Vakıflı is once again facing extinction, but this time the residents are leaving voluntarily. Istanbul in particular lures them in with educational and career opportunities, with prosperity and culture. Those who have remained speak very emotionally of their village. If one wants to escape the noisy, dirty and crowded streets of the metropolis, there seems to be no better destination than Vakıflı. In its coffee shops, people play Backgammon day in and day out, as if time stood still. In the citrus groves, the most beautiful sun-kissed oranges are grown. And if you look far enough into the distance, behind green hills with the occasional village roofs, you can see the sea.
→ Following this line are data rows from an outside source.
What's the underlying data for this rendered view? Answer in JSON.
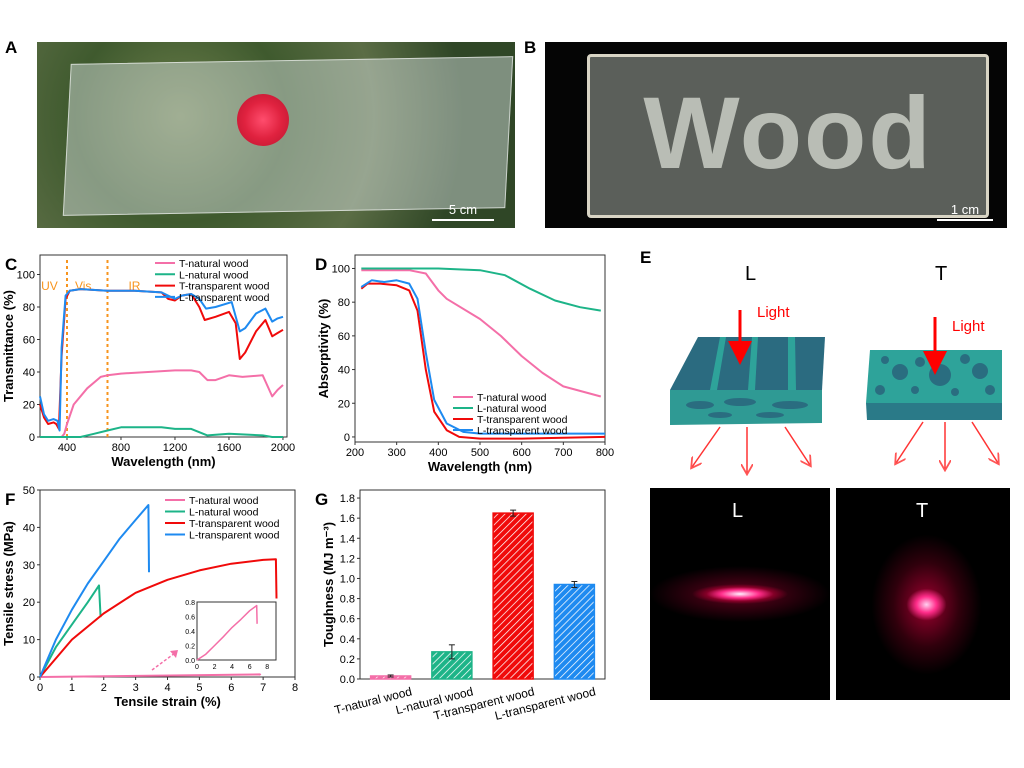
{
  "panels": {
    "A": "A",
    "B": "B",
    "C": "C",
    "D": "D",
    "E": "E",
    "F": "F",
    "G": "G"
  },
  "photo_a": {
    "scale_bar": "5 cm"
  },
  "photo_b": {
    "sample_text": "Wood",
    "scale_bar": "1 cm"
  },
  "schematic_e": {
    "left_title": "L",
    "right_title": "T",
    "light_label": "Light",
    "photo_left_label": "L",
    "photo_right_label": "T"
  },
  "colors": {
    "T-natural wood": "#f46fa8",
    "L-natural wood": "#1db488",
    "T-transparent wood": "#f00a0a",
    "L-transparent wood": "#1e8af0",
    "annot": "#f7941d"
  },
  "chart_data": [
    {
      "id": "C",
      "type": "line",
      "xlabel": "Wavelength (nm)",
      "ylabel": "Transmittance (%)",
      "xlim": [
        200,
        2030
      ],
      "ylim": [
        0,
        112
      ],
      "xticks": [
        400,
        800,
        1200,
        1600,
        2000
      ],
      "yticks": [
        0,
        20,
        40,
        60,
        80,
        100
      ],
      "legend": "top-right",
      "annotations": [
        {
          "text": "UV",
          "x": 270
        },
        {
          "text": "Vis",
          "x": 520
        },
        {
          "text": "IR",
          "x": 900
        }
      ],
      "vlines": [
        400,
        700
      ],
      "series": [
        {
          "name": "T-natural wood",
          "points": [
            [
              200,
              0
            ],
            [
              360,
              0
            ],
            [
              380,
              2
            ],
            [
              400,
              8
            ],
            [
              450,
              20
            ],
            [
              550,
              30
            ],
            [
              650,
              37
            ],
            [
              700,
              38
            ],
            [
              800,
              39
            ],
            [
              1000,
              40
            ],
            [
              1200,
              41
            ],
            [
              1320,
              41
            ],
            [
              1380,
              40
            ],
            [
              1440,
              35
            ],
            [
              1500,
              35
            ],
            [
              1600,
              38
            ],
            [
              1700,
              37
            ],
            [
              1850,
              38
            ],
            [
              1920,
              25
            ],
            [
              1960,
              29
            ],
            [
              2000,
              32
            ]
          ]
        },
        {
          "name": "L-natural wood",
          "points": [
            [
              200,
              0
            ],
            [
              500,
              0
            ],
            [
              600,
              2
            ],
            [
              700,
              4
            ],
            [
              800,
              6
            ],
            [
              1000,
              6
            ],
            [
              1100,
              6
            ],
            [
              1200,
              5
            ],
            [
              1320,
              5
            ],
            [
              1440,
              1
            ],
            [
              1600,
              2
            ],
            [
              1850,
              1
            ],
            [
              1920,
              0
            ],
            [
              2000,
              0
            ]
          ]
        },
        {
          "name": "T-transparent wood",
          "points": [
            [
              200,
              20
            ],
            [
              230,
              12
            ],
            [
              260,
              8
            ],
            [
              300,
              9
            ],
            [
              320,
              8
            ],
            [
              340,
              5
            ],
            [
              360,
              50
            ],
            [
              390,
              85
            ],
            [
              420,
              90
            ],
            [
              500,
              91
            ],
            [
              700,
              90
            ],
            [
              900,
              90
            ],
            [
              1100,
              89
            ],
            [
              1150,
              85
            ],
            [
              1200,
              84
            ],
            [
              1250,
              87
            ],
            [
              1320,
              88
            ],
            [
              1380,
              80
            ],
            [
              1420,
              72
            ],
            [
              1500,
              74
            ],
            [
              1600,
              77
            ],
            [
              1650,
              70
            ],
            [
              1680,
              48
            ],
            [
              1720,
              52
            ],
            [
              1800,
              65
            ],
            [
              1870,
              72
            ],
            [
              1920,
              62
            ],
            [
              1960,
              64
            ],
            [
              2000,
              66
            ]
          ]
        },
        {
          "name": "L-transparent wood",
          "points": [
            [
              200,
              25
            ],
            [
              230,
              14
            ],
            [
              260,
              10
            ],
            [
              300,
              11
            ],
            [
              330,
              10
            ],
            [
              345,
              4
            ],
            [
              360,
              55
            ],
            [
              390,
              87
            ],
            [
              420,
              90
            ],
            [
              500,
              91
            ],
            [
              700,
              90
            ],
            [
              900,
              90
            ],
            [
              1100,
              89
            ],
            [
              1150,
              87
            ],
            [
              1200,
              85
            ],
            [
              1250,
              87
            ],
            [
              1320,
              88
            ],
            [
              1380,
              85
            ],
            [
              1430,
              79
            ],
            [
              1500,
              80
            ],
            [
              1620,
              83
            ],
            [
              1680,
              65
            ],
            [
              1720,
              67
            ],
            [
              1800,
              76
            ],
            [
              1870,
              79
            ],
            [
              1920,
              71
            ],
            [
              1960,
              73
            ],
            [
              2000,
              74
            ]
          ]
        }
      ]
    },
    {
      "id": "D",
      "type": "line",
      "xlabel": "Wavelength (nm)",
      "ylabel": "Absorptivity (%)",
      "xlim": [
        200,
        800
      ],
      "ylim": [
        -3,
        108
      ],
      "xticks": [
        200,
        300,
        400,
        500,
        600,
        700,
        800
      ],
      "yticks": [
        0,
        20,
        40,
        60,
        80,
        100
      ],
      "legend": "bottom-right",
      "series": [
        {
          "name": "T-natural wood",
          "points": [
            [
              215,
              99
            ],
            [
              330,
              99
            ],
            [
              370,
              97
            ],
            [
              400,
              87
            ],
            [
              420,
              82
            ],
            [
              500,
              70
            ],
            [
              550,
              60
            ],
            [
              600,
              48
            ],
            [
              650,
              38
            ],
            [
              700,
              30
            ],
            [
              790,
              24
            ]
          ]
        },
        {
          "name": "L-natural wood",
          "points": [
            [
              215,
              100
            ],
            [
              400,
              100
            ],
            [
              500,
              99
            ],
            [
              560,
              96
            ],
            [
              620,
              88
            ],
            [
              680,
              81
            ],
            [
              740,
              77
            ],
            [
              790,
              75
            ]
          ]
        },
        {
          "name": "T-transparent wood",
          "points": [
            [
              215,
              88
            ],
            [
              230,
              91
            ],
            [
              260,
              91
            ],
            [
              300,
              90
            ],
            [
              330,
              87
            ],
            [
              350,
              75
            ],
            [
              370,
              40
            ],
            [
              390,
              15
            ],
            [
              420,
              4
            ],
            [
              450,
              0
            ],
            [
              500,
              -1
            ],
            [
              600,
              -1
            ],
            [
              800,
              0
            ]
          ]
        },
        {
          "name": "L-transparent wood",
          "points": [
            [
              215,
              89
            ],
            [
              240,
              93
            ],
            [
              270,
              92
            ],
            [
              300,
              93
            ],
            [
              330,
              91
            ],
            [
              350,
              82
            ],
            [
              370,
              50
            ],
            [
              390,
              22
            ],
            [
              420,
              8
            ],
            [
              460,
              3
            ],
            [
              500,
              2
            ],
            [
              800,
              2
            ]
          ]
        }
      ]
    },
    {
      "id": "F",
      "type": "line",
      "xlabel": "Tensile strain (%)",
      "ylabel": "Tensile stress (MPa)",
      "xlim": [
        0,
        8
      ],
      "ylim": [
        0,
        50
      ],
      "xticks": [
        0,
        1,
        2,
        3,
        4,
        5,
        6,
        7,
        8
      ],
      "yticks": [
        0,
        10,
        20,
        30,
        40,
        50
      ],
      "legend": "top-right",
      "series": [
        {
          "name": "T-natural wood",
          "points": [
            [
              0,
              0
            ],
            [
              6.9,
              0.7
            ],
            [
              6.92,
              0.5
            ]
          ]
        },
        {
          "name": "L-natural wood",
          "points": [
            [
              0,
              0
            ],
            [
              0.5,
              8
            ],
            [
              1,
              14
            ],
            [
              1.5,
              20
            ],
            [
              1.85,
              24.5
            ],
            [
              1.9,
              16
            ]
          ]
        },
        {
          "name": "T-transparent wood",
          "points": [
            [
              0,
              0
            ],
            [
              1,
              10
            ],
            [
              2,
              17
            ],
            [
              3,
              22.5
            ],
            [
              4,
              26
            ],
            [
              5,
              28.5
            ],
            [
              6,
              30.3
            ],
            [
              7,
              31.3
            ],
            [
              7.4,
              31.5
            ],
            [
              7.42,
              21
            ]
          ]
        },
        {
          "name": "L-transparent wood",
          "points": [
            [
              0,
              0
            ],
            [
              0.5,
              10
            ],
            [
              1,
              18
            ],
            [
              1.5,
              25
            ],
            [
              2,
              31
            ],
            [
              2.5,
              37
            ],
            [
              3,
              42
            ],
            [
              3.4,
              46
            ],
            [
              3.42,
              28
            ]
          ]
        }
      ],
      "inset": {
        "xlim": [
          0,
          9
        ],
        "ylim": [
          0,
          0.8
        ],
        "xticks": [
          0,
          2,
          4,
          6,
          8
        ],
        "yticks": [
          0.0,
          0.2,
          0.4,
          0.6,
          0.8
        ],
        "series": {
          "name": "T-natural wood",
          "points": [
            [
              0,
              0
            ],
            [
              1,
              0.08
            ],
            [
              2,
              0.2
            ],
            [
              3,
              0.32
            ],
            [
              4,
              0.45
            ],
            [
              5,
              0.56
            ],
            [
              6,
              0.68
            ],
            [
              6.8,
              0.75
            ],
            [
              6.85,
              0.5
            ]
          ]
        }
      }
    },
    {
      "id": "G",
      "type": "bar",
      "xlabel": "",
      "ylabel": "Toughness (MJ m⁻³)",
      "ylim": [
        0,
        1.88
      ],
      "yticks": [
        "0.0",
        "0.2",
        "0.4",
        "0.6",
        "0.8",
        "1.0",
        "1.2",
        "1.4",
        "1.6",
        "1.8"
      ],
      "categories": [
        "T-natural wood",
        "L-natural wood",
        "T-transparent wood",
        "L-transparent wood"
      ],
      "values": [
        0.03,
        0.27,
        1.65,
        0.94
      ],
      "errors": [
        0.01,
        0.07,
        0.03,
        0.03
      ]
    }
  ]
}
It doesn’t matter whoever you are, Muslim or Christian. Muslims go this way, Christians go that way, but they end up in the same place, with one God.

– Avedis Demirci, Vakıflı

It is difficult enough to give justice to a single person in words and pictures, if only as an approximation. In the many stories about the villagers, about their concerns, rituals and dreams, the two authors succeed not only in doing that; they even manage to bring to life the community as such. The depictions range from the oldest to the youngest inhabitant, from happy families to widows and involuntary singles. The people portrayed allow for a remarkable intimacy. They make themselves vulnerable and precisely that makes them all the more dignified.

It soon becomes clear that prejudices can only exist where people don’t know each other. I have the feeling that, at least for a small part, Vakıflı has become home to me.

The quotations are taken from Geoffrey Dunlop’s 1934 translation of The Forty Days of Musa Dagh, which can be borrowed for free from Open Library.